Confession is the spiritual discipline that allows us to enter into the grace and mercy of God in such a way that we experience forgiveness and healing for the sins and sorrows of the past.
Both forgiveness and healing are involved in confession. Forgiveness positions us in a right relationship toward God— objective righteousness, to use a theological term. Healing frees us from the domination of our present by our past — subjective righteousness, to use another term from theology.
It is the cross of Jesus Christ that makes both the forgiveness and the healing a reality. Without the cross, the discipline of confession would be only psychologically therapeutic.
The redemptive process of the cross of Christ is a great mystery hidden in the heart of God. Sophisticated theories have been devised to help us better understand what happened on the cross — ransom theory, satisfaction theory, substitutionary theory, moral influence theory, and more.
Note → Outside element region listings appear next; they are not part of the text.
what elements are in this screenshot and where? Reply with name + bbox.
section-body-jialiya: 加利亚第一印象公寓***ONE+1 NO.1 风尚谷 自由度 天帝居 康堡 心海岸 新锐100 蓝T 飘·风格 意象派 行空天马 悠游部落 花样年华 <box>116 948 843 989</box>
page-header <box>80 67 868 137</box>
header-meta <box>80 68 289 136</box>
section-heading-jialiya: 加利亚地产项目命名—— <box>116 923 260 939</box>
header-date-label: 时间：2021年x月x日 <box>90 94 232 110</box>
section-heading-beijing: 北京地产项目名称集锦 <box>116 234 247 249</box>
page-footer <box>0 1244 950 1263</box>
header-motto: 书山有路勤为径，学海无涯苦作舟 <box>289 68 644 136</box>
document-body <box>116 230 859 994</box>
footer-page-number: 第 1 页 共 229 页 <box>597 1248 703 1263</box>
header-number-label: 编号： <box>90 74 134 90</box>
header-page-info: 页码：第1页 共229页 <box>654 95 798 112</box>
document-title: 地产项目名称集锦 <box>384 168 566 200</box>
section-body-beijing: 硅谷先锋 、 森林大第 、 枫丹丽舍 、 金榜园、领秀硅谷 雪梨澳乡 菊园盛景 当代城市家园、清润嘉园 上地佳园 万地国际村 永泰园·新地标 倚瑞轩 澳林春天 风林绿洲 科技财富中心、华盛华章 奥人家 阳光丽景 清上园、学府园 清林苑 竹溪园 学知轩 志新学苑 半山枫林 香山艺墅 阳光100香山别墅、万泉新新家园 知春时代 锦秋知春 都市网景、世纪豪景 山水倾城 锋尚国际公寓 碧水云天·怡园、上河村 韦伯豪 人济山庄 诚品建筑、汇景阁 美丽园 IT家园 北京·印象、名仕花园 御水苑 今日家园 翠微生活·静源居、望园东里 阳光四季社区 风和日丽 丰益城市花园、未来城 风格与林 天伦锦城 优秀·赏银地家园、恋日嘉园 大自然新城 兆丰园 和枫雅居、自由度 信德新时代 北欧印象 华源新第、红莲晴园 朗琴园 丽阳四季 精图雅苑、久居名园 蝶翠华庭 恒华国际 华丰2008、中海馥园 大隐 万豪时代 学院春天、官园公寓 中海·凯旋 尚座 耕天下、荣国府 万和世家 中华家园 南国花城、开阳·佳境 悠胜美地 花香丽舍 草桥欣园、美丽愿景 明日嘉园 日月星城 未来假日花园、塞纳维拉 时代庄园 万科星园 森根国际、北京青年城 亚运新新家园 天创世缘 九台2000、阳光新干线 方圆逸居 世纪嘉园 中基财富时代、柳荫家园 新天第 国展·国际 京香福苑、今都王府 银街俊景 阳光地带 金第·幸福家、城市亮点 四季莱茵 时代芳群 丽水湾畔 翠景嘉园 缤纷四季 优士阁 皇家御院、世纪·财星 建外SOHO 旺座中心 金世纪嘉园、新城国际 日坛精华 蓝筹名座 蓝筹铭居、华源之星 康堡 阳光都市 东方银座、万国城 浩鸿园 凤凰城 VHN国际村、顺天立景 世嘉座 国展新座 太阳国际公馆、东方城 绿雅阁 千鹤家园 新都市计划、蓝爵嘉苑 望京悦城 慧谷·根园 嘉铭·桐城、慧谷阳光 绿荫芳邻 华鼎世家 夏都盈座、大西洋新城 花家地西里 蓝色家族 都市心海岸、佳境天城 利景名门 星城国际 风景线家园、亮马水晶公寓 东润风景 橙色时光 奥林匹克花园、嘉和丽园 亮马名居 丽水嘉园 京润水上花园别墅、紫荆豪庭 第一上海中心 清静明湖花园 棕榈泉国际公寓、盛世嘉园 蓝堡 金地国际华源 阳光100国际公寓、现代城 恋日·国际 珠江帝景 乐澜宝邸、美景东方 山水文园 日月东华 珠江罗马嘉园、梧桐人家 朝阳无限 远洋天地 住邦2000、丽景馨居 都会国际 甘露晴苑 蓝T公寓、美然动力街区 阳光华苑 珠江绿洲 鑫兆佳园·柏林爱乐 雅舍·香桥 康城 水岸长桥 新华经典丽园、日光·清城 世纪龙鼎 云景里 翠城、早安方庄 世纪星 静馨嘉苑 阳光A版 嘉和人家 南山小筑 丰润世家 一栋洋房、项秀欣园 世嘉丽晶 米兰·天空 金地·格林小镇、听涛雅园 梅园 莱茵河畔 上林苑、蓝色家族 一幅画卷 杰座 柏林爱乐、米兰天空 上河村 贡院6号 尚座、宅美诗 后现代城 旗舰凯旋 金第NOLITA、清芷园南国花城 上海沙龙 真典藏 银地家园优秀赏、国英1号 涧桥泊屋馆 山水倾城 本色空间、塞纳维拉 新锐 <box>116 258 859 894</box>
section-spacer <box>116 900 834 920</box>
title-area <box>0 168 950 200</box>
The Canons of Dort summarize the matter this way: “The death of the Son of God is the only and most perfect sacrifice and satisfaction for sins, of infinite value and worth, abundantly sufficient to expiate the sins of the whole world.” These explanations do help us in some measure. But the mystery remains.
Here is what we do know: Jesus on the cross somehow took into himself all of the sin and all of the evil of all of humanity and redeemed it. Jesus, who had walked in constant communion with the Father, now on the cross became so totally identified with humankind that he was the actual embodiment of sin. Paul put it this way: “For our sake [God] made him to be sin who knew no sin, so that in him we might become the righteousness of God” (2 Cor. 5:21). How all this transpired we do not understand, and perhaps at this point our understanding needs to give way to doxology.
Confession is both private and communal. It is a wonderful truth that the individual can break through into new life through the cross without the aid of any human mediator. But if we have not experienced release from the sins and sorrows of the past by means of private confession, we have not exhausted our resources, nor God’s grace. In The Book of Common Prayer we read these encouraging words: “If there be any of you who by this means cannot quiet his own conscience herein but require further comfort or counsel, let him come to me or to some other minister of God’s Word, and open his grief.”
So God has given the Christian fellowship to help us. We can share our burden with another in the Christian community. Such persons will stand in Christ’s stead and give us the word of forgiveness in Christ’s name. “If we confess our sins, he who is faithful and just will forgive us our sins and cleanse us from all unrighteousness” (1 John 1:9).
Confession shows us the greatness and the goodness of God. Bernard of Clairvaux captures this reality well when he writes:
To shame our sins He blushed in blood;
He closed His eyes to show us God;
Let all the world fall down and know
That none but God such love can show.1
Foster, Nathan. The Making of an Ordinary Saint: My Journey from Frustration to Joy with the Spiritual Disciplines. Baker Publishing Group.
For each chapter in Nathan’s book, Richard Foster writes an introductory essay — like this one from the chapter on Confession.
[1] Bernard of Clairvaux, “Of Him Who Did Salvation Bring” (hymn), as quoted in Martin Madan, A Collection of Psalms and Hymns Extracted from Various Authors, 1760.